Jornal O Estado de SP em PDF, Quinta, 14 de Outubro de 2010

Termina drama de mineiros no Chile:
COPIAPÓ, CHILE- Terminou na noite desta quarta-feira, 13, o drama dos 33 mineiros chilenos e um boliviano que ficaram soterrados por 69 dias a 700 metros de profundidade em uma mina de ouro e cobre no norte do Chile. A mina de San José, no deserto do Atacama, sofreu um desabamento em 5 de agosto e soterrou os operários. O resgate que emocionou o mundo foi acompanhado em tempo real por milhares de familiares, mais de mil jornalistas e foi transmitido ao vivo para vários países.
A operação começou às 23h55 de terça, com a subida do mineiro Florencio Ávalos à superfície na cápsula Phoenix 2, decorada com as cores pátrias chilenas, e terminou às 21h56 de hoje, com a retirada de Luís Urzua, que liderou o grupo durante o tempo em que estiveram presos.
"Espero que isso nunca mais volte a acontecer", disse Urzua, marcando o fim da operação. "Obrigado a todos, obrigado a todos os socorristas, obrigado a todo o Chile".


"O parabenizo porque cumpriu com seu dever saindo por último, como faz um bom capitão", disse o presidente do Chile, Sebatián Piñera, depois de abraçar o mineiro.

"Quero diante de você agradecer aos milhares e milhares que trabalharam incansavelmente para que vocês estivessem aqui conosco", acrescentou o governante, entre aplausos da multidão e o famoso grito de comemoração do país: "Viva Chile mierda!".

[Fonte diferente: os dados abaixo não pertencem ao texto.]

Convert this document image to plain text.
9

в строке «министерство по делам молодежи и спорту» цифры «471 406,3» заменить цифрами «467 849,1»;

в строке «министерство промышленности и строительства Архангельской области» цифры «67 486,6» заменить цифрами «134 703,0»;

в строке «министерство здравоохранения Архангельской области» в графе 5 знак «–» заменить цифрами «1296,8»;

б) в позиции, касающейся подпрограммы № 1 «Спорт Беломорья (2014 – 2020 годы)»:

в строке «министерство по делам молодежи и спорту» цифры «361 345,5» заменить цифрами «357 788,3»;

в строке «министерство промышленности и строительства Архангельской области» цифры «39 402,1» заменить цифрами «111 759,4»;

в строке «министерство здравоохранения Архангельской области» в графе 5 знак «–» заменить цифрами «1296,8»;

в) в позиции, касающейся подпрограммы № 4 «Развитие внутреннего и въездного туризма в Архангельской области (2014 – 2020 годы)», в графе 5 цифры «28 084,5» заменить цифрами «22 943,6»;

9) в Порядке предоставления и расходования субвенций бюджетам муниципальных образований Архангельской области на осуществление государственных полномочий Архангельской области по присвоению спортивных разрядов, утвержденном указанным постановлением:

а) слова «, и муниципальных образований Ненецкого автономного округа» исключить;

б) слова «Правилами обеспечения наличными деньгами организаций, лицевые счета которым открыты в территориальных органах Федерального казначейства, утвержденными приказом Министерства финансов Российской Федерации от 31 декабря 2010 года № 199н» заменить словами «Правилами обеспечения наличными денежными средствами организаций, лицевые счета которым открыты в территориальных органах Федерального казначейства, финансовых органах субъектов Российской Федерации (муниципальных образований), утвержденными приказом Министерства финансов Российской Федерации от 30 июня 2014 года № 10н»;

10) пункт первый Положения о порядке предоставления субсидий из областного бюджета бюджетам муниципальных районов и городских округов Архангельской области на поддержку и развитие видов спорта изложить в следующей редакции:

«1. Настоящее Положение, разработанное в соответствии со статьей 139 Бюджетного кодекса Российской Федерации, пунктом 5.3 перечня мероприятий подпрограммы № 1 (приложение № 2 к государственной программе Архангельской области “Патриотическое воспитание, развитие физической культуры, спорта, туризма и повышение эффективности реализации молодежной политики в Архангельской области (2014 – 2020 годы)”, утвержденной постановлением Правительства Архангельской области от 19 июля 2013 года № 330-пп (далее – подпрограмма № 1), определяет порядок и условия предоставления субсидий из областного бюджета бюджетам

Um a um, os mineiros foram saindo do abrigo. Cada resgate durava cerca de meia hora. Logo após deixarem a galeria que foi seu refúgio por dois meses, eles foram levados ao hospital de Copiapó. Mesmo após uma subida considerada arriscada pelos médicos, a maioria agradeceu as equipes de resgate, abraçou a família e alguns até deram declarações à imprensa. Segundo os médicos, a condição de saúde deles é boa.

Rochas de presente

Com um senso de humor que sobreviveu a dois meses de confinamento, Mário Sepulveda, o segundo a deixar a mina, abriu um bolso ao sair e entregou pedaços de rocha do fundo da mina ao presidente chileno e outros funcionários da equipe de resgate.

"Estive com Deus e com o diabo, me disputaram, mas Deus me ganhou. Ele agarrou a minha melhor mão", disse Sepúlveda horas depois, rodeado de familiares, em declarações transmitidas pela televisão estatal chilena.

Embaixadinhas

"Foi a partida mais dura da minha vida", disse Franklin Lobos, o 27º a ser resgatado, um ex-jogador profissional que chegou a disputar a Copa Libertadores e demonstrou suas habilidades dos velhos tempos fazendo embaixadinhas logo após sair da cápsula.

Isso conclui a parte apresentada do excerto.